To me, RAID 5 is the best combination of safety and space usage. To have any data loss, you have to lose 2 drives at the same time. However, you get SIZEOFDRIVES * (NUMBEROFDRIVES -1) capacity. The other 'gotcha' is that all drives have to be the same size. Otherwise, they all operate at the size of the smallest drive.If you want more safety than that, you can mirror the RAID 5 array in a RAID 1 configuration. In that case, assuming 5 400 GB drives for the first array, you'd need 10 400GB drives to get the capacity of 4 400GB drives - but you'd have to lose the same 2 drives on both sets of 5 to not be able to retrieve it.Bryan
What lots are doing is a 2 drive RAID-1 with a third swappable for backup. Each time you swap a drive the array will be-build over the older drive. In this case you have a three drive redundancy.
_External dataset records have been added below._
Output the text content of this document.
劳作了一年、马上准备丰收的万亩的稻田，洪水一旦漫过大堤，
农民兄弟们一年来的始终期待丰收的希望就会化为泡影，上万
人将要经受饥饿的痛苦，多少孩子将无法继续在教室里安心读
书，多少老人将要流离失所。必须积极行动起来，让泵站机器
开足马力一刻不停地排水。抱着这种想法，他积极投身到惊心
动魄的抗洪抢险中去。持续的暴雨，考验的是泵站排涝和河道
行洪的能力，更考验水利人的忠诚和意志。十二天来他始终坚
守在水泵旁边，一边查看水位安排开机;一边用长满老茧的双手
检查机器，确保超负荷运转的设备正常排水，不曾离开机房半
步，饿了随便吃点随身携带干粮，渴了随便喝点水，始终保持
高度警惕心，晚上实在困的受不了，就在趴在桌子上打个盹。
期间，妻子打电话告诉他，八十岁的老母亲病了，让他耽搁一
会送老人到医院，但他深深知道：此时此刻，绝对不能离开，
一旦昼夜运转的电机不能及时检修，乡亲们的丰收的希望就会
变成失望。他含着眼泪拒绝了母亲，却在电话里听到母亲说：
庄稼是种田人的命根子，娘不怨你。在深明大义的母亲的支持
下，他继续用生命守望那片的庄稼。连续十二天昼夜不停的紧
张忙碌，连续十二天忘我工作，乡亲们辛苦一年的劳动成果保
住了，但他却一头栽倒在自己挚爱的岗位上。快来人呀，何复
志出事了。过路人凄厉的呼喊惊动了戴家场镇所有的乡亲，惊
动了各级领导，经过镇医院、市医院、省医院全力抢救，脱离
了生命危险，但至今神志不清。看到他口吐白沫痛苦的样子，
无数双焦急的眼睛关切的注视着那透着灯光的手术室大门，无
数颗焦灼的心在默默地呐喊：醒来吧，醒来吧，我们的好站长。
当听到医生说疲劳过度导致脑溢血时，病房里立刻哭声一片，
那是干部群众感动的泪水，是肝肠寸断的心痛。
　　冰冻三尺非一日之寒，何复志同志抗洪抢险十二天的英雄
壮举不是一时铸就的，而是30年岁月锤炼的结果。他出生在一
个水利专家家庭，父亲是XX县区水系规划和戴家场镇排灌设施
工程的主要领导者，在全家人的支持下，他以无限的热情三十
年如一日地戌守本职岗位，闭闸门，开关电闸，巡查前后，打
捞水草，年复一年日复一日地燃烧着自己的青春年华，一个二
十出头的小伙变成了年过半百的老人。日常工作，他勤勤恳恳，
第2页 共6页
It’s the lest effective for space [(3) 500Gb drives = 500GB] but it is fool proof against a lost drive AND a failed array (lost partition) that can effect BOTH drives in the redundant array.
RAID is designed primarily to ensure continuous operation in the event of a disk failure. The only thing you gain is not being down during the time it takes you to connect or restore from your backup media.
George, I use older Infrant ReadyNas with 4 300G disks. I come home, turn it on, go 2 floors down and do my evening rip and listen. I turn it off when I go to bed. I haven't had any issues with overheating or noise (on a count of having 2 floors between my listening room and the relatively noisy box). I left it on for a week one time and I got notices of hot drives. I don't leave it on continuously anymore. BTW, I run Raid 5.
I really would like a solution that I can leave on all the time and not think about (like I currently have with my external drives connected to a pc). It sounds like the ReadyNAS box might not be the answer.